Ciclismo indoor per principianti: guida completa per iniziare
Questa guida ti accompagna passo dopo passo nel mondo del ciclismo indoor, per iniziare in modo semplice e sicuro. Anche se non hai mai usato i pedali a sgancio prima d’ora, imparerai come configurare la bici, pedalare con una buona tecnica e monitorare i progressi senza farti travolgere dai dati.
In breve
Per iniziare a pedalare indoor ti servono davvero poche cose: un trainer compatibile, la tua bici, un po’ di spazio e un’app come ROUVY, capace di rendere la pedalata più coinvolgente e realistica.
L’app entra a tutti gli effetti nel tuo setup. Regola automaticamente la resistenza e trasforma un trainer statico in una pedalata immersiva su percorsi reali, rendendo molto più facile allenarsi con costanza. Non serve partire subito con l’attrezzatura più avanzata, ma vale la pena dedicare qualche minuto alla configurazione corretta della bici. Il comfort è ciò che ti farà venire voglia di tornare in sella, mentre un setup sbagliato è spesso la causa dei primi fastidi o dolori.

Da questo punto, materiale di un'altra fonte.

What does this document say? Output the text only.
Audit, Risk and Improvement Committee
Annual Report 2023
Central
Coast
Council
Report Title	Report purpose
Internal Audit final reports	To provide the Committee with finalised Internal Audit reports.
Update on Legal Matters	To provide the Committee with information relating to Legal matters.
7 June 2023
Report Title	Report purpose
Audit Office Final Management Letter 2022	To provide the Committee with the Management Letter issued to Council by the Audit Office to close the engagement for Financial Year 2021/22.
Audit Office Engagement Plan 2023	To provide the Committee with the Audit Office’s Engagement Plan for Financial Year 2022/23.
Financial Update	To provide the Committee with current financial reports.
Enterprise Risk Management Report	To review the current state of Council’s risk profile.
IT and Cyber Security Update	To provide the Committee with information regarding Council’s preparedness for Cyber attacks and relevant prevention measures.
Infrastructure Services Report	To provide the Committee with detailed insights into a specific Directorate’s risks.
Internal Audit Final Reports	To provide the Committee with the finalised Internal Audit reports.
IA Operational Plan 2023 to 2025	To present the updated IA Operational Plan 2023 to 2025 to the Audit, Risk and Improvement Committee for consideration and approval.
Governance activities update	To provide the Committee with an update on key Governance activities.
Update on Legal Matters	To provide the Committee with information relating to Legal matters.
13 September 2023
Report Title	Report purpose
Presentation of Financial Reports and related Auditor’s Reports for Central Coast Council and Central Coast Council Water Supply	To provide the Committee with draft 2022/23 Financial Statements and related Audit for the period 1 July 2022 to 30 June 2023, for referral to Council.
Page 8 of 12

Mantieni le prime sessioni brevi e semplici, con un riscaldamento leggero, una parte centrale a ritmo facile con qualche breve tratto più intenso e un defaticamento tranquillo. Pedala 3-4 volte alla settimana e resisti alla tentazione di spingere forte a ogni allenamento. Le uscite facili e i giorni di recupero sono momenti fondamentali per costruire la forma. Mantieni una cadenza fluida e confortevole, e punta più sulla costanza che sui numeri.
La cosa più importante è iniziare e salire in sella con regolarità. Molti principianti notano cambiamenti concreti già dopo poche settimane, come gambe più forti, respiro più facile e umore migliore. Per aiutarti a essere costante, rendi tutto il più semplice possibile: prepara in anticipo quello che ti serve, tieni l’attrezzatura a portata di mano e scegli percorsi coinvolgenti o allenamenti guidati per restare motivato anche quando l’effetto novità inizia a svanire.
Traduzione: Martina Musin
Perché il ciclismo indoor è perfetto per iniziare
Il ciclismo indoor elimina molti degli ostacoli che spesso impediscono di allenarsi con costanza.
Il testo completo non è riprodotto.